Small businesses and labor unions, Cañete says, are doing everything they can to bring healthcare costs down, so they worry that new legislation is going to drive costs even higher. “The concern is that employers are going to say, ‘Hey, I’m just going to stop covering people because the costs are too prohibitive.’”
“California has a huge deficit that we’re trying to recover from,” Cañete says. “The last thing we need to be doing is spending millions upon millions of dollars to defend a law that will most likely be negated and raise healthcare costs for all Californians.”
“This is about keeping businesses competitive and keeping those healthcare costs down. If you take the PBMs out of the market, these local pharmacies will be at the whim of Big Pharma. When we see our healthcare premiums going up, by say 5 or 10%, it becomes costly. We want to continue to insure our employees but how do we do that? We’re doing a lot to reduce those costs, but we do not need regulations or unfriendly laws that raise those costs, not just by a few dollars, but billions of dollars overall.”
He says that elaborate bills like SB 966 often succeed because they are presented as bills to boost competition, in this case between smaller pharmacies and large, network pharmacies.
“I think it’s Big Pharma just really trying to control the costs over patients’ medications,’” Cañete says. “PBMs work to get drug costs down and pass the savings down to the end user, but none of the policies in SB 966 will lower any drug costs; only the drug companies can lower those prices. The PBM is the middle man trying to bring the cost down.” Of note, several trade associations representing drugmakers are backing the bill.
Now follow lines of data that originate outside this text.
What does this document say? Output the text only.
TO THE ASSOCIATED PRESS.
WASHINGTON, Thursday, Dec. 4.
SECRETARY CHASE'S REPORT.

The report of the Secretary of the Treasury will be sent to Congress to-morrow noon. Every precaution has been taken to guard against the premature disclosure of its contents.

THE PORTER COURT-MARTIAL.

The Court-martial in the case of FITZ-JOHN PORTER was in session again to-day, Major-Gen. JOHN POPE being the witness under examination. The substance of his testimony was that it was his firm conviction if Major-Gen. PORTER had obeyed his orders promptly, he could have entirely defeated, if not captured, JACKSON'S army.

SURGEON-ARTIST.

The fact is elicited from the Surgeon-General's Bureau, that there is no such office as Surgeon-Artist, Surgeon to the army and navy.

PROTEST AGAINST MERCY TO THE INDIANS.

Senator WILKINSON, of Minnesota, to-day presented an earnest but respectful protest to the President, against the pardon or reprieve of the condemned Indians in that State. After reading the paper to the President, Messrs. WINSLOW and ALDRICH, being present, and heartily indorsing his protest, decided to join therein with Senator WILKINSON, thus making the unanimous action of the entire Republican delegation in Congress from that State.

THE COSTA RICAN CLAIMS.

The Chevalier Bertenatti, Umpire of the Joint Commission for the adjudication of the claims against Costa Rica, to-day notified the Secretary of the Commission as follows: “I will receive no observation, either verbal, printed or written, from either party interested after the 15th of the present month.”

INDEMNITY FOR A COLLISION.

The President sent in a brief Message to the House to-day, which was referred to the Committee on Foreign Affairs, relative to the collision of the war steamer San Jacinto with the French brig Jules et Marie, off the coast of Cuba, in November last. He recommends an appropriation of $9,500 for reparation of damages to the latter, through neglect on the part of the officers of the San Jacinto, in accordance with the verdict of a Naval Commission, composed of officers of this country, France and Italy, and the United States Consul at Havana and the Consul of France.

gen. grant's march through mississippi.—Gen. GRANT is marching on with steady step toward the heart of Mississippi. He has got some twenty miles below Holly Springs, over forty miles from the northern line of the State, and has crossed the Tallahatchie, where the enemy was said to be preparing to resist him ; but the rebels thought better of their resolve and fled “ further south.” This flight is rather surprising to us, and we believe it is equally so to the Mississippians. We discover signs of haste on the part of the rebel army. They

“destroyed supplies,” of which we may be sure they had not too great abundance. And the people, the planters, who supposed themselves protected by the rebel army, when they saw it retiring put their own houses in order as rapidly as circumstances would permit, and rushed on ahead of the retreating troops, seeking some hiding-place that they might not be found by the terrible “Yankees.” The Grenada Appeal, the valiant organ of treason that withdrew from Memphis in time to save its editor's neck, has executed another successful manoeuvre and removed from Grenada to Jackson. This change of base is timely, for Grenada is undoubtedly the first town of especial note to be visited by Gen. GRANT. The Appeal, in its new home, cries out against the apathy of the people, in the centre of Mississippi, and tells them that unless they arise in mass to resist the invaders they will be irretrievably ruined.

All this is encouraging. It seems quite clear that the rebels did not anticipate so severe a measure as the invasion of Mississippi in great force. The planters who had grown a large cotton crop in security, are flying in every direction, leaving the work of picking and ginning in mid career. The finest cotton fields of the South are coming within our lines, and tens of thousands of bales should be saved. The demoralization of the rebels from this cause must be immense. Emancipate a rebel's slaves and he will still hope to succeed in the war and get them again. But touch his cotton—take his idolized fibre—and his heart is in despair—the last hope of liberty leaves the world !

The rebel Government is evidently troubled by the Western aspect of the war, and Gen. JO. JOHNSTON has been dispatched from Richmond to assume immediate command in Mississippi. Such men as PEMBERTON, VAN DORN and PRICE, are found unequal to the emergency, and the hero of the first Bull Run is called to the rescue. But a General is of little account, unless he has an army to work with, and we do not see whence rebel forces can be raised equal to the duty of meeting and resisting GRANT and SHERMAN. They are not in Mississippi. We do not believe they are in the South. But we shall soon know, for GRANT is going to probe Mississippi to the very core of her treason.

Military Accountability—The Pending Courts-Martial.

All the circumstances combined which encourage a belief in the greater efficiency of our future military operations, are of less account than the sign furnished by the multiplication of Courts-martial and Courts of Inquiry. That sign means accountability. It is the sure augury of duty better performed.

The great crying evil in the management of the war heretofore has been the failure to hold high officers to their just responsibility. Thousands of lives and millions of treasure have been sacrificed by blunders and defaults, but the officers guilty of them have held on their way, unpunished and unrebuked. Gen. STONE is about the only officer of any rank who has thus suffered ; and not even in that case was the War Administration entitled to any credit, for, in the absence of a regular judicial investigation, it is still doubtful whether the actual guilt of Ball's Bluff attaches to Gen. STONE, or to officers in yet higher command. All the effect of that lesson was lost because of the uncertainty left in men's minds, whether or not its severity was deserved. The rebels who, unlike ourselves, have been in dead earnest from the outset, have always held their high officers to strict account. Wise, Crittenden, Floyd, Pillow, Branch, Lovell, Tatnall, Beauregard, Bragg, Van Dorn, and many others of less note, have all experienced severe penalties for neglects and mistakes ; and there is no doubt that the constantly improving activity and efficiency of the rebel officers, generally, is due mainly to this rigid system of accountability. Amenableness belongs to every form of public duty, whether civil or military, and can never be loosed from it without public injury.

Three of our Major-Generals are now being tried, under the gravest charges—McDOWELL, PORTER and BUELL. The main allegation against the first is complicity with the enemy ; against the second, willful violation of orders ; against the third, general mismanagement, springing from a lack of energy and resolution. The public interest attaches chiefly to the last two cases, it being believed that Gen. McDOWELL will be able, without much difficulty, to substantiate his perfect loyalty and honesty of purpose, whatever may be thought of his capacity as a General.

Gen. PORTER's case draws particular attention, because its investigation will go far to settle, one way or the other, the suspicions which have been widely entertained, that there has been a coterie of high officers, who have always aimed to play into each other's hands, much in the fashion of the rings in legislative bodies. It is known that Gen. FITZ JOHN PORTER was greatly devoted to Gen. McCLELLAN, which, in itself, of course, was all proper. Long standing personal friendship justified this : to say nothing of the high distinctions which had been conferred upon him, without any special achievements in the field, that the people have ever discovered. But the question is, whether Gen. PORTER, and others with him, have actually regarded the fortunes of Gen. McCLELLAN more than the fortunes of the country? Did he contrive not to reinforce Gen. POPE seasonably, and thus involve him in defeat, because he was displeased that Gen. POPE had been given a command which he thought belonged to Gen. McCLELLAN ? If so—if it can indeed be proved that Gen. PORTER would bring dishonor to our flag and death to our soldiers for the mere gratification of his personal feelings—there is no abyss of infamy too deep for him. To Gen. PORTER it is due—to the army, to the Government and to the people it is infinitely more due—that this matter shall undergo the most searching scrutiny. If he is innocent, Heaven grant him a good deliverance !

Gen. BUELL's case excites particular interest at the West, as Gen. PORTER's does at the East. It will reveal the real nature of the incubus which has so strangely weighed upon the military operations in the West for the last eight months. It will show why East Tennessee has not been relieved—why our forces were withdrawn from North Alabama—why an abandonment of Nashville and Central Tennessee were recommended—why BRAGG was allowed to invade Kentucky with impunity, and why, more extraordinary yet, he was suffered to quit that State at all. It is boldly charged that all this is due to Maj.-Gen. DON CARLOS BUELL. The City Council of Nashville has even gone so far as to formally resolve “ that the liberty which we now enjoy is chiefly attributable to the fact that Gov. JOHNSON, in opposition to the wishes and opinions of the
Clair says the larger companies he represents have a similar concern. “All of our large employers deal with PBMs at some point,” he says. “And there are definitely PBM practices that our members have issues with and the general system has issues with.” Some of those were initially addressed in SB 966 but were removed in the conference phase. “All that’s left are restrictions on mail-order pharmacies and restrictions on network expansion.”
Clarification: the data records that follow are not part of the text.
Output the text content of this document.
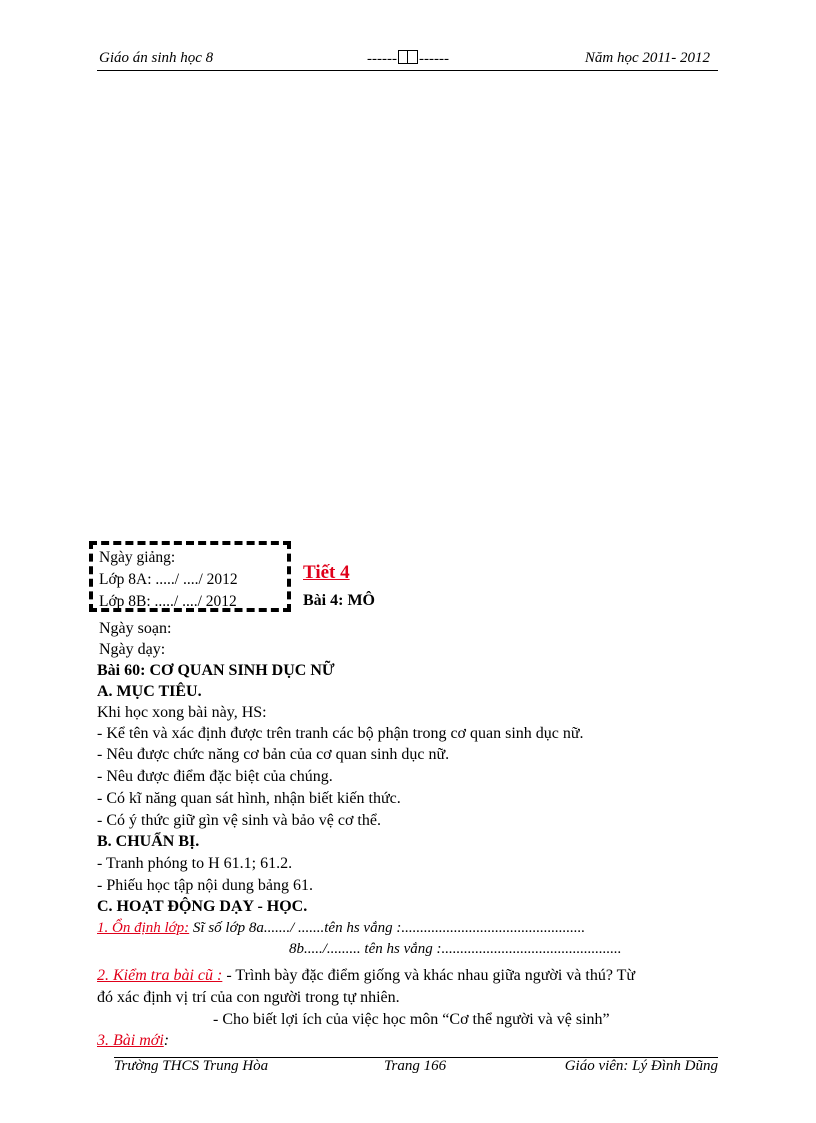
Giáo án sinh học 8	------ ------	Năm học 2011- 2012
Ngày giảng:
Lớp 8A: ...../ ..../ 2012
Lớp 8B: ...../ ..../ 2012
Tiết 4
Bài 4: MÔ
Ngày soạn:
Ngày dạy:
Bài 60: CƠ QUAN SINH DỤC NỮ
A. MỤC TIÊU.
Khi học xong bài này, HS:
- Kể tên và xác định được trên tranh các bộ phận trong cơ quan sinh dục nữ.
- Nêu được chức năng cơ bản của cơ quan sinh dục nữ.
- Nêu được điểm đặc biệt của chúng.
- Có kĩ năng quan sát hình, nhận biết kiến thức.
- Có ý thức giữ gìn vệ sinh và bảo vệ cơ thể.
B. CHUẨN BỊ.
- Tranh phóng to H 61.1; 61.2.
- Phiếu học tập nội dung bảng 61.
C. HOẠT ĐỘNG DẠY - HỌC.
1. Ổn định lớp: Sĩ số lớp 8a......./ .......tên hs vắng :.................................................
8b...../......... tên hs vắng :................................................
2. Kiểm tra bài cũ : - Trình bày đặc điểm giống và khác nhau giữa người và thú? Từ
đó xác định vị trí của con người trong tự nhiên.
- Cho biết lợi ích của việc học môn “Cơ thể người và vệ sinh”
3. Bài mới:
Trường THCS Trung Hòa	Trang 166	Giáo viên: Lý Đình Dũng
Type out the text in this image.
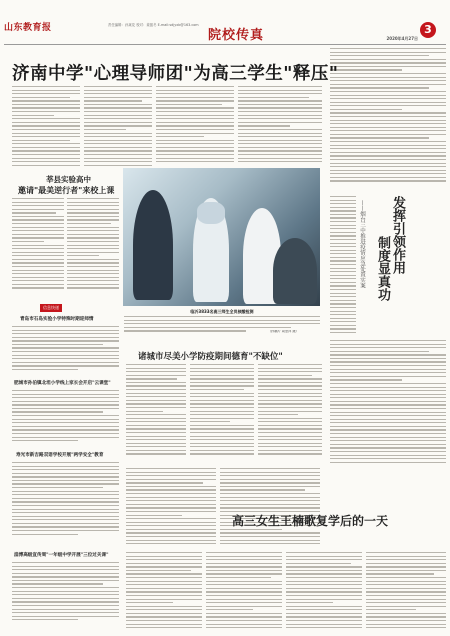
山东教育报	责任编辑：孙莱花 校对：姜振冬 E-mail:sdjyxb@163.com
院校传真	2020年4月27日
3
济南中学"心理导师团"为高三学生"释压"
莘县实验高中
邀请"最美逆行者"来校上课
临沂3833名高三师生全员核酸检测
（孙鹏芹 周爱萍 摄）
发挥引领作用
制度显真功
——烟台三中推进疫情应急处置实案
信息快递
青岛市石岛实验小学特殊时期迎师情
肥城市孙伯镇北坦小学线上家长会开启"云课堂"
寿光市新吉路双语学校开展"两学安全"教育
淄博高级宣传周"一年级中学开展"三位过关课"
诸城市尽美小学防疫期间德育"不缺位"
高三女生王楠歌复学后的一天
If the bill is signed, employers, business organizations, and watchdogs will wait to see how regulators will enforce it and whether it will be applied to ERISA plans, which is not clear in the bill’s text. “As goes California – sometimes goes the nation,” Clair muses. “This is sure to be a big battleground for the PBM – ERISA preemption issue.”
Clair penned a letter to the governor in mid-September asking him to veto SB 996, as have numerous employers. The Hispanic Chamber says they are partnering with other ethnic chambers to voice their united opposition as well. When it comes to healthcare costs, employers all of sizes hope that Newsom vetoes the bill. “The impact on the state and society in general is going to be enormous,” Cañete says. “I’d rather he help California grow its economy and focus on making the state more business-friendly from a regulatory standpoint.”